Red Summer, White Masks and Crazy Blues

A deadly virus sweeps across the American nation and the world. There is no vaccine, no cure available. The only protections there are come as non-pharmaceutical strategies:  quarantine, hand washing, use of disinfectants, wearing protective masks and limitations of public gatherings. These restrictions are unpopular and applied unevenly.

Volunteers making gauze masks

There is violence and rioting in American cities from North to South. Racial violence and racial unrest spread across the nation, with at least 25 major riots and mob actions happening in one summer. Local police departments are overwhelmed, and the National Guard is called in to assist in several states.

National Guard in Chicago

The economy finds itself in a significant recession, with many businesses closed during the worst of the virus outbreak. Unemployment rose to double digits, and all economic indicators take a downturn. The economy is topsy-turvy to say the least, and inflation is out of control.

The years we are referring to here are 1919-1920, over 100 years ago. The influenza outbreak that started in 1918 raged on for two years, killing an estimated 675,000 American deaths and maybe 50 millions deaths worldwide. It was the deadliest pandemic of the twentieth century. The summer of 1919 was dubbed the “Red Summer” from the bloodshed in American streets during riots and racial violence. A Post World-War I recession hit in 1918-1919, with a brief recovery replaced by a deeper recession in 1920.

This is the environment in the United States when the first ever blues recording was made. The first blues record was made on August 10, 1920 in a recording studio in New York City. Mamie Smith and her Jazz Hounds recorded Crazy Blues, a song written by Perry Bradford in 1918 and originally named Harlem Blues. Mr. Bradford had convinced Fred Hager, the director of artists and repertoire for Okeh records, to record the singer and his composition. It took some convincing, because the conventional wisdom was that the audience for such a record wouldn’t buy phonographs or 78 rpm records.

The record sounds close to a dixieland jazz ensemble, with instrumentation that incudes clarinet, trombone, cornet in group improvisation. If the vocals of Mamie Smith don’t sound groundbreaking to modern ears, it is because this record launched an entire industry of popular music. Its conventions have been emulated and replicated for over a century. This record was a tremendous hit, selling 75,000 copies in the first month and over two million overall. It launched an entire industry of recordings marketed to African Americans, so called “race records”, capturing blues, jazz, gospel and comedy on 78 rpm discs.

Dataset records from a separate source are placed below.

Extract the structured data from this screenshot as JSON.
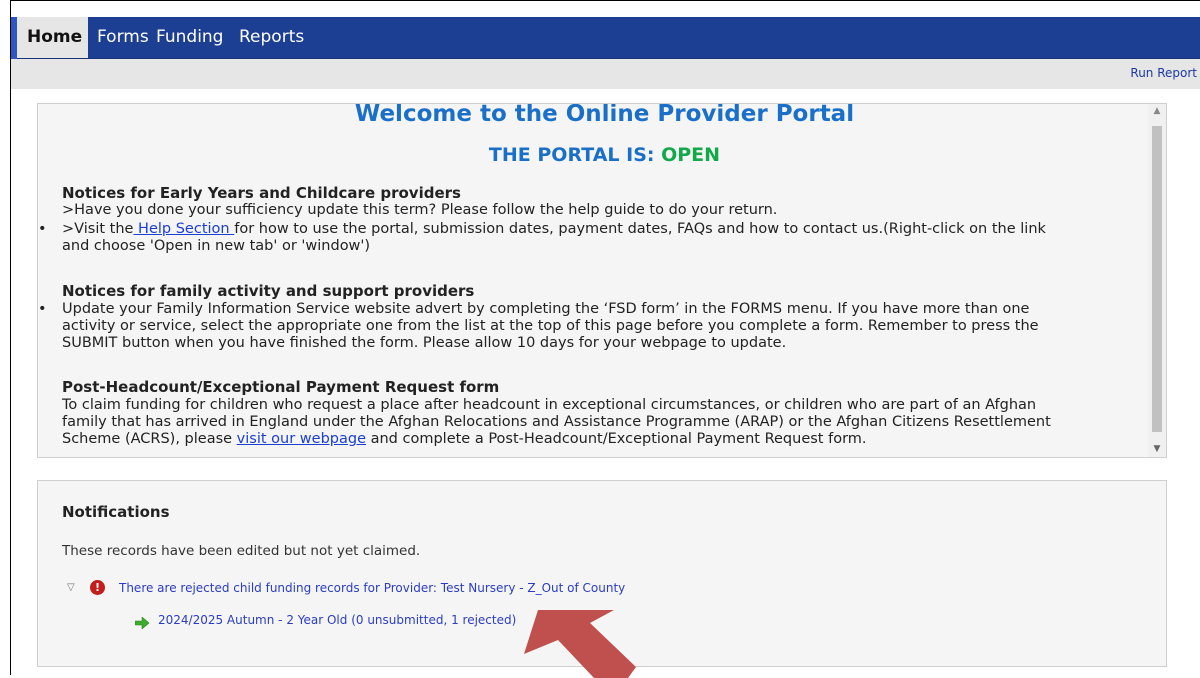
{
  "nav": {
    "home": "Home",
    "forms": "Forms",
    "funding": "Funding",
    "reports": "Reports"
  },
  "toolbar": {
    "run_report": "Run Report"
  },
  "welcome": {
    "title": "Welcome to the Online Provider Portal",
    "status_prefix": "THE PORTAL IS: ",
    "status_value": "OPEN",
    "section1": {
      "heading": "Notices for Early Years and Childcare providers",
      "line1": ">Have you done your sufficiency update this term? Please follow the help guide to do your return.",
      "line2_pre": ">Visit the",
      "line2_link": " Help Section ",
      "line2_post": "for how to use the portal, submission dates, payment dates, FAQs and how to contact us.(Right-click on the link",
      "line3": "and choose 'Open in new tab' or 'window')"
    },
    "section2": {
      "heading": "Notices for family activity and support providers",
      "line1": "Update your Family Information Service website advert by completing the ‘FSD form’ in the FORMS menu. If you have more than one",
      "line2": "activity or service, select the appropriate one from the list at the top of this page before you complete a form. Remember to press the",
      "line3": "SUBMIT button when you have finished the form. Please allow 10 days for your webpage to update."
    },
    "section3": {
      "heading": "Post-Headcount/Exceptional Payment Request form",
      "line1": "To claim funding for children who request a place after headcount in exceptional circumstances, or children who are part of an Afghan",
      "line2": "family that has arrived in England under the Afghan Relocations and Assistance Programme (ARAP) or the Afghan Citizens Resettlement",
      "line3_pre": "Scheme (ACRS), please ",
      "line3_link": "visit our webpage",
      "line3_post": " and complete a Post-Headcount/Exceptional Payment Request form."
    }
  },
  "notifications": {
    "title": "Notifications",
    "description": "These records have been edited but not yet claimed.",
    "error_icon_glyph": "!",
    "item": "There are rejected child funding records for Provider: Test Nursery - Z_Out of County",
    "subitem": "2024/2025 Autumn - 2 Year Old (0 unsubmitted, 1 rejected)"
  },
  "colors": {
    "nav_bg": "#1c3f94",
    "title_blue": "#1a6fc9",
    "open_green": "#13a84a",
    "link_blue": "#2a3dc4",
    "arrow_red": "#c0504d"
  }
}
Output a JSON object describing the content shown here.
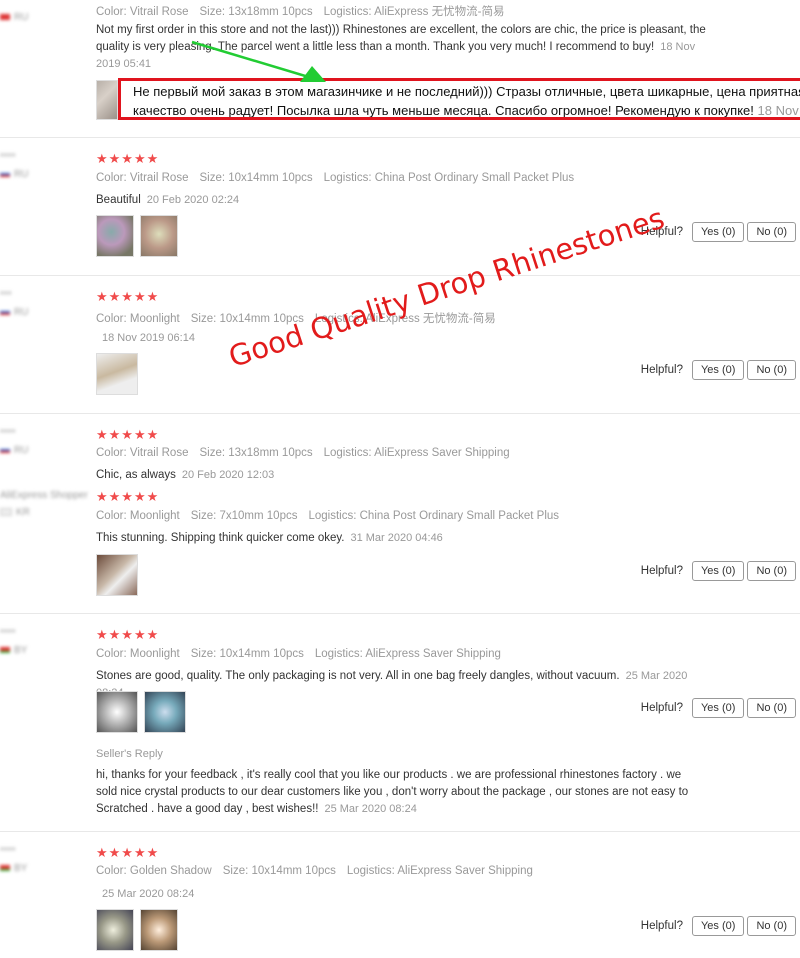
{
  "colors": {
    "star": "#f04b4b",
    "annotation": "#e0141e",
    "arrow": "#22cc33"
  },
  "helpful_label": "Helpful?",
  "reviews": [
    {
      "country": "RU",
      "stars": "",
      "color": "Color: Vitrail Rose",
      "size": "Size: 13x18mm 10pcs",
      "logistics": "Logistics: AliExpress 无忧物流-简易",
      "text": "Not my first order in this store and not the last))) Rhinestones are excellent, the colors are chic, the price is pleasant, the quality is very pleasing. The parcel went a little less than a month. Thank you very much! I recommend to buy!",
      "date": "18 Nov 2019 05:41"
    },
    {
      "country": "RU",
      "stars": "★★★★★",
      "color": "Color: Vitrail Rose",
      "size": "Size: 10x14mm 10pcs",
      "logistics": "Logistics: China Post Ordinary Small Packet Plus",
      "text": "Beautiful",
      "date": "20 Feb 2020 02:24",
      "yes": "Yes (0)",
      "no": "No (0)"
    },
    {
      "country": "RU",
      "stars": "★★★★★",
      "color": "Color: Moonlight",
      "size": "Size: 10x14mm 10pcs",
      "logistics": "Logistics: AliExpress 无忧物流-简易",
      "text": "",
      "date": "18 Nov 2019 06:14",
      "yes": "Yes (0)",
      "no": "No (0)"
    },
    {
      "country": "RU",
      "stars": "★★★★★",
      "color": "Color: Vitrail Rose",
      "size": "Size: 13x18mm 10pcs",
      "logistics": "Logistics: AliExpress Saver Shipping",
      "text": "Chic, as always",
      "date": "20 Feb 2020 12:03"
    },
    {
      "user": "AliExpress Shopper",
      "country": "KR",
      "stars": "★★★★★",
      "color": "Color: Moonlight",
      "size": "Size: 7x10mm 10pcs",
      "logistics": "Logistics: China Post Ordinary Small Packet Plus",
      "text": "This stunning. Shipping think quicker come okey.",
      "date": "31 Mar 2020 04:46",
      "yes": "Yes (0)",
      "no": "No (0)"
    },
    {
      "country": "BY",
      "stars": "★★★★★",
      "color": "Color: Moonlight",
      "size": "Size: 10x14mm 10pcs",
      "logistics": "Logistics: AliExpress Saver Shipping",
      "text": "Stones are good, quality. The only packaging is not very. All in one bag freely dangles, without vacuum.",
      "date": "25 Mar 2020 08:24",
      "yes": "Yes (0)",
      "no": "No (0)",
      "seller_label": "Seller's Reply",
      "reply": "hi, thanks for your feedback , it's really cool that you like our products . we are professional rhinestones factory . we sold nice crystal products to our dear customers like you , don't worry about the package , our stones are not easy to Scratched . have a good day , best wishes!!",
      "reply_date": "25 Mar 2020 08:24"
    },
    {
      "country": "BY",
      "stars": "★★★★★",
      "color": "Color: Golden Shadow",
      "size": "Size: 10x14mm 10pcs",
      "logistics": "Logistics: AliExpress Saver Shipping",
      "text": "",
      "date": "25 Mar 2020 08:24",
      "yes": "Yes (0)",
      "no": "No (0)"
    }
  ],
  "translation": {
    "line1": "Не первый мой заказ в этом магазинчике и не последний))) Стразы отличные, цвета шикарные, цена приятная,",
    "line2": "качество очень радует! Посылка шла чуть меньше месяца. Спасибо огромное! Рекомендую к покупке!",
    "date": "18 Nov"
  },
  "watermark": "Good Quality Drop Rhinestones"
}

Mr. David Hajdu wrote in the New York Times earlier this year:

As a record, something made for private listening in the home, “Crazy Blues” was able to say things rarely heard in public performances. Seemingly a song about a woman whose man has left her, it reveals itself, on close listening, to be a song about a woman moved to kill her abusive partner. As a work of blues, it used the language of domestic strife to tell a story of violence and subjugation that Black Americans also knew outside the home, in a world of white oppression. The blues worked on multiple levels simultaneously and partly in code, with “my man” or “the man” translatable as “the white man” or “white people.”

The success of this record made the recording careers possible of such classic blueswomen as Ma Rainey, Bessie Smith and Ida Cox among others. Record labels including Okeh, Victor, Columbia and the African-American owned Black Swan all sought out female singers to record and capitalize on the trend. This music had been performed for years in tent shows, minstrel troupes and the vaudeville stage, but found a commercial success in the new recording industry that was all launched by Mamie Smith and the Crazy Blues.